Перестройка центрального аппарата вызвала повы­шенную суету: помещения, штаты. Неудивительно, что разведка слегка сбавила обороты. Но мотивы никого не волнуют. Волнует навар.

—      Зайдите ко мне, Вальтер,— позвонил он Шелленбергу из штаба на Вильгельмштрассе.

—      Все, что от нас зависело, мы сделали,— Шел­ленберг предъявил подробную разработку.— Остается «пустячок»,— он с улыбкой развел руками,— напол­нить форму содержанием, но, увы, все по-прежнему упирается в военные архивы... Неужели нельзя дого­вориться на паритетных началах?

—      Нет,— отрезал Гейдрих.— Ничего нового вы мне так и не сказали. Между тем атмосфера в России требует нестандартных инициатив.

—       Конъюнктура создалась многообещающая! — радостно оживился Шелленберг.— Они просто-таки пожирают друг друга, Рейнгард. И это только начало...
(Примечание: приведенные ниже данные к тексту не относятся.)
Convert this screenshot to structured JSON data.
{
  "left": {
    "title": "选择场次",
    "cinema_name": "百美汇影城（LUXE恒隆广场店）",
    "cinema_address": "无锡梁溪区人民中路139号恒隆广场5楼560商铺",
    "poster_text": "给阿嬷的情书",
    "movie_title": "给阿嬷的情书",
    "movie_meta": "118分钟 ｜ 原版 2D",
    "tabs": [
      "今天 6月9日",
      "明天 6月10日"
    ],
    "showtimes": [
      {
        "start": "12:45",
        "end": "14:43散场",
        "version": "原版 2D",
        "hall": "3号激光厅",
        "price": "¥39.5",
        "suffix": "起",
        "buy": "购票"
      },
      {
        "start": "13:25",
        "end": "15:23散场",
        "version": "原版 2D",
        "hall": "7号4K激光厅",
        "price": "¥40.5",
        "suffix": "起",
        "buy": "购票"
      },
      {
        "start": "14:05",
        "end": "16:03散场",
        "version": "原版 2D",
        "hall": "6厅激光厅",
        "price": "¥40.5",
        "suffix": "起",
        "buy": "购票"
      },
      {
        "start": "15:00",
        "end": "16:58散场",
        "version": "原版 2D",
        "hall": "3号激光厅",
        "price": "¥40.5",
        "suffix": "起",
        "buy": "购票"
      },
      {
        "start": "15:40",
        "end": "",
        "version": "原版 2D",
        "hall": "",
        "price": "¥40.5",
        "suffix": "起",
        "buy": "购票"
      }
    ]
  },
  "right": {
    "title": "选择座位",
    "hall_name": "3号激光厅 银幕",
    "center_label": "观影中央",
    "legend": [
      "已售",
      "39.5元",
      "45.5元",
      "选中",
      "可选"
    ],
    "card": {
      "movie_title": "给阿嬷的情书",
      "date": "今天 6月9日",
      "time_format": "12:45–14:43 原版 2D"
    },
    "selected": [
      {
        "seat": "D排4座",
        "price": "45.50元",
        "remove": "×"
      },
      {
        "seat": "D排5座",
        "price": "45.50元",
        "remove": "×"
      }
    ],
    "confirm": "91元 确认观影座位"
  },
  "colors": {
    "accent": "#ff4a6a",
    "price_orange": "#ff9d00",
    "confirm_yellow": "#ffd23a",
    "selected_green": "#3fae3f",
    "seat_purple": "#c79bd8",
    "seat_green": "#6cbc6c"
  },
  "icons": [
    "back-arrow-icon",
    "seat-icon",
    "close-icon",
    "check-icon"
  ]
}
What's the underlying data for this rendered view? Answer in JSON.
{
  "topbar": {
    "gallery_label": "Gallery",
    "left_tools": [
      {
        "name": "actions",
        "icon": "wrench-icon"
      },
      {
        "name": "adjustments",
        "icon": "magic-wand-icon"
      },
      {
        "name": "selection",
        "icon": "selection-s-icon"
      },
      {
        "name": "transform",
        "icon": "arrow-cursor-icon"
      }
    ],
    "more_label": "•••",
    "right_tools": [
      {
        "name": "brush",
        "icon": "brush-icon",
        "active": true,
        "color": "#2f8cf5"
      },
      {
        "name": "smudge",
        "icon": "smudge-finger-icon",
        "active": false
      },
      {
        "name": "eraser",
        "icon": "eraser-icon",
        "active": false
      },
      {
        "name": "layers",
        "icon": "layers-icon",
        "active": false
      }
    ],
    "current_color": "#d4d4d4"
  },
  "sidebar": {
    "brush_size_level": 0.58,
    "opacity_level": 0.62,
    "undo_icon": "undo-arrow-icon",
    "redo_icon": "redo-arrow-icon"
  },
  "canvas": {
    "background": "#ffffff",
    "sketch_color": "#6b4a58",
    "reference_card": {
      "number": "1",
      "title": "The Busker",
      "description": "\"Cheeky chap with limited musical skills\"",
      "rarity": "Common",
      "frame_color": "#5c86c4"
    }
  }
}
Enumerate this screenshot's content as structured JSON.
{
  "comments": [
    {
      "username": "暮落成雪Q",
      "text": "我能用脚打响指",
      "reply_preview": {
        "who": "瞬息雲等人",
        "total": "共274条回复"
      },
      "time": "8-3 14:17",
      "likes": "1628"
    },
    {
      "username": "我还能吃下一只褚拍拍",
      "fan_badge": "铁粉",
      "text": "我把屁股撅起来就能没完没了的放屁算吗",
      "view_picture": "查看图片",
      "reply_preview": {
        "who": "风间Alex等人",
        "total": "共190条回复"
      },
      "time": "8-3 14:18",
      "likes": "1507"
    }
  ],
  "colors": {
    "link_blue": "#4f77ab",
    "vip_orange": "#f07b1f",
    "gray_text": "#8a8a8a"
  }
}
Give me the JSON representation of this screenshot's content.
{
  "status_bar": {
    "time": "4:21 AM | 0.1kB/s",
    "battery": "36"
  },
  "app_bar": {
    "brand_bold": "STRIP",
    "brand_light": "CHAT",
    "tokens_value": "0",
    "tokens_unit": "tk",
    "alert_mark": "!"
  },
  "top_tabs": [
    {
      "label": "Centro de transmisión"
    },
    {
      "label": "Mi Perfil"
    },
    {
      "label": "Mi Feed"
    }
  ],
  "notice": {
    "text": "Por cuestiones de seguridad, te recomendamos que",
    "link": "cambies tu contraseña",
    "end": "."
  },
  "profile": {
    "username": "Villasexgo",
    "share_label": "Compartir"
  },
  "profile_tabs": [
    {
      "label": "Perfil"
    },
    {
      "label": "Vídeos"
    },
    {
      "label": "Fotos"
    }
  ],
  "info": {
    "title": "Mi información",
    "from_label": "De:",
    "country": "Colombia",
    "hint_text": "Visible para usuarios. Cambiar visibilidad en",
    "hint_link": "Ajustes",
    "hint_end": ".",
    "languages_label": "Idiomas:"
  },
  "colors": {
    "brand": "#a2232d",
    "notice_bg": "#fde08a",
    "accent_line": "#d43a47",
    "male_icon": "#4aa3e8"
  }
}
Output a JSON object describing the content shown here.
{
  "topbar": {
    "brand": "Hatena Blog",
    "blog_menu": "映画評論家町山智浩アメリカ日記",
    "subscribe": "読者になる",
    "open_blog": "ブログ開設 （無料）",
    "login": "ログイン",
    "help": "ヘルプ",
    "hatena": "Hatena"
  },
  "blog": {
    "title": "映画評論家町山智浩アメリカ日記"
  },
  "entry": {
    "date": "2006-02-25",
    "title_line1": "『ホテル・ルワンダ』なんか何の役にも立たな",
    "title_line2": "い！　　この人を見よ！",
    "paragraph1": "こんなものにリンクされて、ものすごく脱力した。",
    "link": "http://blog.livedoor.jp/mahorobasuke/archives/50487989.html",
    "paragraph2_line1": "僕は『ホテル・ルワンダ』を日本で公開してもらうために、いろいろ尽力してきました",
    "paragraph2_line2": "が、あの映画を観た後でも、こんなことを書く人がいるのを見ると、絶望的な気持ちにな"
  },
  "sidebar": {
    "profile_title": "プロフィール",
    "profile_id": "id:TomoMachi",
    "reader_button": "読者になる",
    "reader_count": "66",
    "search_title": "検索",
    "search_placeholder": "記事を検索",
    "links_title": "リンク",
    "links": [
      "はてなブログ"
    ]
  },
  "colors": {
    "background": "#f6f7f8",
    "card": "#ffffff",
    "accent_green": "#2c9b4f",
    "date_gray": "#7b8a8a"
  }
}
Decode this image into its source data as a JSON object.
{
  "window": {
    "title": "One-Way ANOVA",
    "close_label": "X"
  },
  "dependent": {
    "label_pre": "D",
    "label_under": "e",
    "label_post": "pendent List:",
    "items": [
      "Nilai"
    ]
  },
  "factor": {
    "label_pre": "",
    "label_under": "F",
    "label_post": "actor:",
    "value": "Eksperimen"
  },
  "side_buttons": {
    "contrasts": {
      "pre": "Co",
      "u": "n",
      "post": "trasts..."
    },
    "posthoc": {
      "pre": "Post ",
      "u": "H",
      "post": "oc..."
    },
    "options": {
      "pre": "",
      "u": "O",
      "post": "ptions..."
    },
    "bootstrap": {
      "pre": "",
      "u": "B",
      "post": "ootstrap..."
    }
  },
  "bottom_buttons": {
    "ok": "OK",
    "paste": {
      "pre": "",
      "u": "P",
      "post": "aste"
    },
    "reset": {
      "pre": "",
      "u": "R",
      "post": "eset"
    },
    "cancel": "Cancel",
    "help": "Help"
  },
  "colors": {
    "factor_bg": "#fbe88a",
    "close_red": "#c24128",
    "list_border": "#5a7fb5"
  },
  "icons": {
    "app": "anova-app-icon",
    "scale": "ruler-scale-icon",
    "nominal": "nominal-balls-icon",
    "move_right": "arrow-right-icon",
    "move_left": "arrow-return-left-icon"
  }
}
—      Ошибаетесь, мой дорогой. Это закономерное продолжение. Нам не простят, если мы не сумеем воспользоваться моментом. Я, конечно, изучу ваши предложения, но одних идей мало. Есть у вас что выложить прямо на стол?

—      У Папена появился серьезный источник.

—      В русском посольстве? Знаю. Но не надейтесь присоседиться. Наш Франци преуспел не только тут,— ни голосом, ни гримасой Гейдрих не проявил досады.— Он сумел оказаться полезным еще в одном деликатном деле, хотя и на свой лад. Поэтому его лучше оставить в покое. Пока... Пусть абвер стрижет купоны. Мы по­пробуем себя на ином поприще. Вы верно чувствуете направление, Вальтер. В Мадрид зачастили наши кон­трагенты из НКВД. Будет весело... Мы еще вернемся к нашему разговору.

Астролога, что пророчил скорый конец Мадрида, группенфюрер решил отправить в Дахау. Пусть провет­рит мозги. Не за несбывшееся предсказание, разумеет­ся. Шарлатан имел наглость нагадать ему, Гейдриху, насильственную смерть. Обнаружил, идиот, близость с гороскопом Чезаре Борджиа. Кто его просил лезть со своими звездами? Кому это могло понадобиться? Кстати, неплохо бы узнать, кем он был, этот Борджиа.

37

Уголок Спасо-Песковской площадки, облетающие тополя и черные шины по желто-зеленому лиственному ковру. Черные шины и черный автомобиль. То ли катафалк, то ли «воронок».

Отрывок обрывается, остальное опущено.